See: Excedrin and caffeine

4. Foul mood

See: All of the above

So that was last semester. I survived, had a week off, and then, shockingly, found that Summer Semester is really like a long series of Finals Weeks! So I have reading. And papers. And presentations. And 6 hours of class a week. (and a job… and an internship… and a stress problem). Still popping Excedrins daily, having Lance drop me off at Starbucks when he leaves for work at 6:15 every other week or so, and feeling like crap.

That’s all backdrop though, for the torture that is my class.

I walked into my first day of class without a syllabus and without knowing what class I’d signed up for. I knew who my professors would be. I knew it was a joint Library Science and Children’s Lit class. I knew it would probably kick my ass a little. I knew it was called “Special Topics.”

I quickly found out that my class is really designed to make me and my classmates interrogate every assumption we’ve ever made, consciously or unconsciously, about books, publishing, authors, book awards, journals, adults, children, and basically everything about our careers we thought would be kind of exciting and important.

Adults who read childrens’ books are pedophiles. Publishers are money-grubbing exploiters.

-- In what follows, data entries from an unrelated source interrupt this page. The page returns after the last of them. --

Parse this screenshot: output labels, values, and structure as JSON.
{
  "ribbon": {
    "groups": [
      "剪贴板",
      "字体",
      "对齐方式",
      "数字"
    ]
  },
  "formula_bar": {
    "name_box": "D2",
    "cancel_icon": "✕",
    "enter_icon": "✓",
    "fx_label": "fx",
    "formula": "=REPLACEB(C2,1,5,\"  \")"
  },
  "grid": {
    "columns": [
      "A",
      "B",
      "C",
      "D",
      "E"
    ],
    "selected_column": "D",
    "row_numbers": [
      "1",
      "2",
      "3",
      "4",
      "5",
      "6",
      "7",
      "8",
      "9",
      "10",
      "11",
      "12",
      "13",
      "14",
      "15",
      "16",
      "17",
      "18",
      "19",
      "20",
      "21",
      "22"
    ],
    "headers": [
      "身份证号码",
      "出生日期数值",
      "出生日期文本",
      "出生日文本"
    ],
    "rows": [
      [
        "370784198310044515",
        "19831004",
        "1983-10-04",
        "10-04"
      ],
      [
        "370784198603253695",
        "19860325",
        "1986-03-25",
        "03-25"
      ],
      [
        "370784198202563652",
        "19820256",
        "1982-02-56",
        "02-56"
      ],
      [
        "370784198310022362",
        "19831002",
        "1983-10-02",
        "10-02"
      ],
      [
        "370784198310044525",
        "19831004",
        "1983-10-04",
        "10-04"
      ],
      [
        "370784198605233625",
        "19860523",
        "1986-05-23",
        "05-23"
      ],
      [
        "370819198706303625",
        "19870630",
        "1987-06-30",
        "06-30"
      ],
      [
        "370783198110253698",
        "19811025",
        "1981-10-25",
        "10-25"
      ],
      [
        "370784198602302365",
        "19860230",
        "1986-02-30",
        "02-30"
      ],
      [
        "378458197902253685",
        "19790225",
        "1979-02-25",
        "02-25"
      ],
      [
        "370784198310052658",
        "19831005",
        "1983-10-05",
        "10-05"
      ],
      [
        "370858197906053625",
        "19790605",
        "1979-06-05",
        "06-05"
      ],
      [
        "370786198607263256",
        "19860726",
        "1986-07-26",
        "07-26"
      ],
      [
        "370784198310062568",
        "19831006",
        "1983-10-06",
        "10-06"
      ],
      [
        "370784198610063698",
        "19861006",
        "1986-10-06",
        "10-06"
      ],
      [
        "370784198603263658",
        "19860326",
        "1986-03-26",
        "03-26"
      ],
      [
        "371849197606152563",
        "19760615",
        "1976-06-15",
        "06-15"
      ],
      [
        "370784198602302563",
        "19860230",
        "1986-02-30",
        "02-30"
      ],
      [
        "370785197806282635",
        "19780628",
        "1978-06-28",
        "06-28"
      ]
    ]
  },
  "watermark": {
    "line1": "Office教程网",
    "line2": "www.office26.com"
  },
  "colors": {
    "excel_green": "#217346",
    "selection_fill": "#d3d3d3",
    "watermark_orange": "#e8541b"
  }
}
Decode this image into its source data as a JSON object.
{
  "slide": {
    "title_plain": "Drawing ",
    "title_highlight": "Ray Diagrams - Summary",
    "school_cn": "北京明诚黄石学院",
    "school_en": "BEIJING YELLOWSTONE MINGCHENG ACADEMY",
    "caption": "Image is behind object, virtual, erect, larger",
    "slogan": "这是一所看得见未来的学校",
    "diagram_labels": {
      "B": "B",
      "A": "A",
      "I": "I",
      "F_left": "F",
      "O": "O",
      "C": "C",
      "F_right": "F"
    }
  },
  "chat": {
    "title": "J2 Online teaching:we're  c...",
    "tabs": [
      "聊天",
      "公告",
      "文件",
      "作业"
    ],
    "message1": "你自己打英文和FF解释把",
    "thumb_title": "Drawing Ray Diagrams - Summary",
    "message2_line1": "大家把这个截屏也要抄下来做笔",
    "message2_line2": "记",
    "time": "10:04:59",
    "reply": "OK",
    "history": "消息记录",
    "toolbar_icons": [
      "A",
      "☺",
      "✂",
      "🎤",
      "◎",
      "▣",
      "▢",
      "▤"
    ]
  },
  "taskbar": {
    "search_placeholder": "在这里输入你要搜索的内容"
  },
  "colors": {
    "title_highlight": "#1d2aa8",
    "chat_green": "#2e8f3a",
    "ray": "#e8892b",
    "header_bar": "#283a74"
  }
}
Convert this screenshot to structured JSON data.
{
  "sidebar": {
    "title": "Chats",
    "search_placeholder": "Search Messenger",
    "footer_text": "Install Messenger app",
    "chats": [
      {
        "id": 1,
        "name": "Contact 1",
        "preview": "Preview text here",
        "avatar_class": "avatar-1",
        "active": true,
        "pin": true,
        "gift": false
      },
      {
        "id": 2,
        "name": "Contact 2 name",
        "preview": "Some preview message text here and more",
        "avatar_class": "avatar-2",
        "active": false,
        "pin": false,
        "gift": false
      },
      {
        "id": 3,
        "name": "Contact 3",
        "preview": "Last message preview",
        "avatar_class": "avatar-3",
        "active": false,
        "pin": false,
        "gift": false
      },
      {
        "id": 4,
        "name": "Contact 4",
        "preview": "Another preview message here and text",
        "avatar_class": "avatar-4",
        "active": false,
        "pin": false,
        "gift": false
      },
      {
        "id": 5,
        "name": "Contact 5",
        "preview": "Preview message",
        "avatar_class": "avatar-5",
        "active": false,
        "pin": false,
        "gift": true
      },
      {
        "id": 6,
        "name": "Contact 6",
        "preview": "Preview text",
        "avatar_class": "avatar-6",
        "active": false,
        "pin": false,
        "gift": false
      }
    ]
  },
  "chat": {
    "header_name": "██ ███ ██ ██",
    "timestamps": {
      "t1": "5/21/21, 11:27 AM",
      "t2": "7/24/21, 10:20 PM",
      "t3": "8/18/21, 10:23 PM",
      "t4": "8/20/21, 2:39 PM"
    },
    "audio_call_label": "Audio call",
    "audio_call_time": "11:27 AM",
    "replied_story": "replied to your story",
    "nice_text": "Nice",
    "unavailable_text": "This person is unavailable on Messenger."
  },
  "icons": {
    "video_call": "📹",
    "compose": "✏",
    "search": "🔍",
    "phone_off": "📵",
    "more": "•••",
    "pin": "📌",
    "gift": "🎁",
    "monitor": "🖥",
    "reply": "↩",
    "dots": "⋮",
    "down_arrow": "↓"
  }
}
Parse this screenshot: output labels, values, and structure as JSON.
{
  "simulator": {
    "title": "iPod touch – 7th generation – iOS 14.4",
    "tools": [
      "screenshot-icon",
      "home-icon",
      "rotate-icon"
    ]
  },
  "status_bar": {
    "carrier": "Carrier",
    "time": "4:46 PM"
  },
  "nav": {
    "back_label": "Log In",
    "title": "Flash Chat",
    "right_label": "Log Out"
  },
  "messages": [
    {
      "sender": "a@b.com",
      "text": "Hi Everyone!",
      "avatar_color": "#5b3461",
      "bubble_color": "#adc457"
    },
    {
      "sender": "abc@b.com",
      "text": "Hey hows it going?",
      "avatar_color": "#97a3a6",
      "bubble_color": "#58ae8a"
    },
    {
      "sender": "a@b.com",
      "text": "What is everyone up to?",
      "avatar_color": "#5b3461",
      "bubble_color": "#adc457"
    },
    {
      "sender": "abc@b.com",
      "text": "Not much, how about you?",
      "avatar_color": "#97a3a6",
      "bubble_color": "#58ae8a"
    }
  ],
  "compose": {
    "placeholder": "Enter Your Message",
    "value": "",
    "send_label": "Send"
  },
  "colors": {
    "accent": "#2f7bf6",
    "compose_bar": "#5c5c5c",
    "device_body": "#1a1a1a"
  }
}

Parents are ruthless dictators of their children. Authors are arrogant, self-aggrandizing liars.

It’s all true, though, from an academic, highly critical standpoint. All of those things are true. However, it’s not particularly practical to run around believing all that stuff because then you’d have to basically take children’s lit and librarianship and parenthood and children and just walk away.

And that’s what’s so frustrating about this course – there is no right answer. In class, you figure out what your professor wants, what direction is the “right” direction to address the information at hand, and you imitate or at least try to see it their way. Not in this class. Not only do we have two professors from two different disciplines sitting in front of us, pushing and pulling us from either perspective, we can’t even please one of them because they’re admittedly complicit in committing all these “crimes” against childhood.

They’re wrong too. Everyone and everything and every book is problematic, troublesome, and wrong.

So I’m under-slept, over-junkfooded, over-caffeinated, busy-busy-busy, and then throw impossible philosophical questions at me for six hours a week?

God. You’d think they were teaching me how to think or something.